‘As good as it gets’
WINTON – The news is good on all fronts.
Hertford County’s Commissioners were all smiles here Monday morning where they received the 2011-12 audit report.
Jim Winston, the lead partner in the CPA firm of Winston, Williams, Creech, Evans and Company, gave the report, one where the county earned an “unqualified opinion” on their financial record keeping.
“That opinion is as good as it gets,” said Winston. “We found everything in order.”
The county’s finances, ending June 30, showed increases in several areas, including net assets at $15.93 million (up from $15.37 million at the close of the 2010-11 fiscal year).
Revenues were up by nearly two million dollars – $25.88 million as of June 30 of this year compared to $23.96 million last year. Even though expenditures rose by nearly one million dollars, the county still came out to the good with $555,074 more in net assets.
“Some of that expenditure increase came through Social Services; that money comes in and goes right back out,” Winston noted.
The lion’s share of the revenues came from ad valorem taxes ($12 million), restricted intergovernmental funds ($5.68 million), sales tax ($3.96 million), sales and services ($1.23 million).
“The sales tax numbers went south starting in 2008; now they seem to be bouncing back which is perhaps a sign that the economy is recovering,” Winston said. “You gained $428,000 more in sales tax than a year ago.”
Expenditures were basically dominated by Human Services (nearly $7 million), Public Safety (a shade over $6 million), Education ($5.98 million) and General Government ($2.9 million).
Total fund balance (all funds) rose from $8.34 million to $8.60 million. Percentage wise, Hertford County’s Fund Balance is 24.05% of its expenditures. The state average is 27.99%.
“You have a good number there, I don’t like to see counties go below 20 percent,” Winston said.
Cash accounts for the county stood at $9.9 million at the close of the 2011-12 fiscal year, up from $9.1 million a year ago.
As far as the general fund revenues compared to the expenditures, the county came out $1,058,000 to the good.
Another positive sign was that of the $2.1 million earmarked for appropriation to balance the 2011-12 books, only $102,922 was actually used.
“That’s a great number…you said you were going to spend over two million dollars from the fund balance and you wound up spending roughly $103,000….you are over $1.9 million to the good right there,” Winston stressed.

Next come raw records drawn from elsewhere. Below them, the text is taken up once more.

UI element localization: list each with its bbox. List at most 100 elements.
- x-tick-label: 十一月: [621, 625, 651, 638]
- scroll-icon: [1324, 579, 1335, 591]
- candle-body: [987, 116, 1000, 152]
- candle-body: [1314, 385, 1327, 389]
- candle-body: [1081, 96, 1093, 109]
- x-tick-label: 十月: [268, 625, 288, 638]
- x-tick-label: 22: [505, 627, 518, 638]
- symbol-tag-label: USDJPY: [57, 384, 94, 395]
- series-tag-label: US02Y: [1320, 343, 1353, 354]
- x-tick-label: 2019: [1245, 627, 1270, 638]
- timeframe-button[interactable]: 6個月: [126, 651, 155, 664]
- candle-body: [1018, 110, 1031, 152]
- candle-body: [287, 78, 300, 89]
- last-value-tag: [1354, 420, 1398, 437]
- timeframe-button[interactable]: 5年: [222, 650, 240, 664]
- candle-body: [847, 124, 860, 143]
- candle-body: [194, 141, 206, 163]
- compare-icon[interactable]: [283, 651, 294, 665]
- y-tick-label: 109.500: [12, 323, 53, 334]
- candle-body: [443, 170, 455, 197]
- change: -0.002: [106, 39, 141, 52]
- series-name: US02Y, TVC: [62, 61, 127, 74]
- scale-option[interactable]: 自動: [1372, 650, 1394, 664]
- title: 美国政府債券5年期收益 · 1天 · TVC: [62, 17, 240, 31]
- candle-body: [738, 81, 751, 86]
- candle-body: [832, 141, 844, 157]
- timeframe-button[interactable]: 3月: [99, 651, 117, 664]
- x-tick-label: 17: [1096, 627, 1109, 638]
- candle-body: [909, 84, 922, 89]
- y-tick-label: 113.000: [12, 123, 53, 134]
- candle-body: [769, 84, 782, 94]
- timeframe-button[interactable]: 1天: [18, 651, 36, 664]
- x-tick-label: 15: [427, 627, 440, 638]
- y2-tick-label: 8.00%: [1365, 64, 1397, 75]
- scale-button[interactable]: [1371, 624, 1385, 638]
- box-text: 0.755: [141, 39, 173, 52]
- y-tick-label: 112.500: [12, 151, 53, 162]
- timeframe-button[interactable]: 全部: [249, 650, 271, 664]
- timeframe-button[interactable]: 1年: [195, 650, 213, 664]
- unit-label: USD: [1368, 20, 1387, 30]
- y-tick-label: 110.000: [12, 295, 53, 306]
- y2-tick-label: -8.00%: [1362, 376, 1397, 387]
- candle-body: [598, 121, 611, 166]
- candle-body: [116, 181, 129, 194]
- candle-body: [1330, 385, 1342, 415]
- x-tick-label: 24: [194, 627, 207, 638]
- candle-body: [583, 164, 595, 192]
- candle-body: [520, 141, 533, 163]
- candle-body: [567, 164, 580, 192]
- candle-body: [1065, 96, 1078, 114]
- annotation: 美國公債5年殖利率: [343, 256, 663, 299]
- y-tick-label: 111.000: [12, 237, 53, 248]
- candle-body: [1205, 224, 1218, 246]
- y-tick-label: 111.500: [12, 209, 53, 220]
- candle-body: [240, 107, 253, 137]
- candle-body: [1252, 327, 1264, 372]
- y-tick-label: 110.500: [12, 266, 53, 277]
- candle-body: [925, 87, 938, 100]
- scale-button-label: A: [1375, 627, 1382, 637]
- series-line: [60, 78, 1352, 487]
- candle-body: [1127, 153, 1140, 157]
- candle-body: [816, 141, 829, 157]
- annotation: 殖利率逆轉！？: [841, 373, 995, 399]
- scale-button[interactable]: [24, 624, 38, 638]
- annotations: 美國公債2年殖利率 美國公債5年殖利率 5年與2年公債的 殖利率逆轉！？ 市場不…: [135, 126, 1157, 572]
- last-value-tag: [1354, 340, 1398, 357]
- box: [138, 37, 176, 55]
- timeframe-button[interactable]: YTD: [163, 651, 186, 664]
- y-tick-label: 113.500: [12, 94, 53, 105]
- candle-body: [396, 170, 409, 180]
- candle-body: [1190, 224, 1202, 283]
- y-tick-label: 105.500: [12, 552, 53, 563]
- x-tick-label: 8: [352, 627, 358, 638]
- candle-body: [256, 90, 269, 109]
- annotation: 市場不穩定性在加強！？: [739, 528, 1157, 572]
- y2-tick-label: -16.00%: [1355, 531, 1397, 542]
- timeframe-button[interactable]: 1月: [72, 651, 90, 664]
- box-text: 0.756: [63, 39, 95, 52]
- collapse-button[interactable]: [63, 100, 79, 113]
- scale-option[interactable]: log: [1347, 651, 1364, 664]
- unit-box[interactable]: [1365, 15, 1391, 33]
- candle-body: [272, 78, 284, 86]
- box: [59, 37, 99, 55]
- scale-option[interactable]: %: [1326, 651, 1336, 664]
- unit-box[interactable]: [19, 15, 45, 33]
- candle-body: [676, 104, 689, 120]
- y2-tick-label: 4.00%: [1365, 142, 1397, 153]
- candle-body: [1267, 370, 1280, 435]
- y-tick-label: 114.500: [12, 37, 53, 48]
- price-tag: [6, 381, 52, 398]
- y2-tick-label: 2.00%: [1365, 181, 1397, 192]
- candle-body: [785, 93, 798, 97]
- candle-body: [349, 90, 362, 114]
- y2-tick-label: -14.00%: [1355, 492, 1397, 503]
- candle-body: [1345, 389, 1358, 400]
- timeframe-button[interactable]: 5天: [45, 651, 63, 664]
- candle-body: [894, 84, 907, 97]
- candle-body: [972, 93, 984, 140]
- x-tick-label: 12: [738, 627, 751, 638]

The audit also showed an increase of $693,000 on the adjusted tax levy.
Winston praised the county’s tax collection effort, noting it increased to 95.26 percent from 94.9 percent last year. Both marks are above the state average of 94.54%.
The proprietary funds increased in the Northern ($166,324) and Southern ($548,805) Water Districts, but fell slightly ($53,633) in the Sanitation Department.
“You had a good year overall,” Winston remarked. “Net assets, fund balance, the tax base, and cash accounts all grew. You’ve done a great job in managing your budget. You were very conservative and that’s the smart way to go in this day and time.”
County Manager Loria Williams said the loss of Sanitation funds can be attributed to the move towards privatizing that department – losing some tipping fees and recycling funds.
“We’ve made some adjustments there that will hopefully correct that and get us back where we should be,” she said.
“I commend our staff for a job well done in holding the line on our budget,” said Commission Chairman Curtis Freeman. “We made some good decisions and I’m thoroughly pleased with this audit report.”
“Based on the numbers I just gave you, your staff and this board are apparently doing something right and I commend all of you on a job well done,” Winston concluded.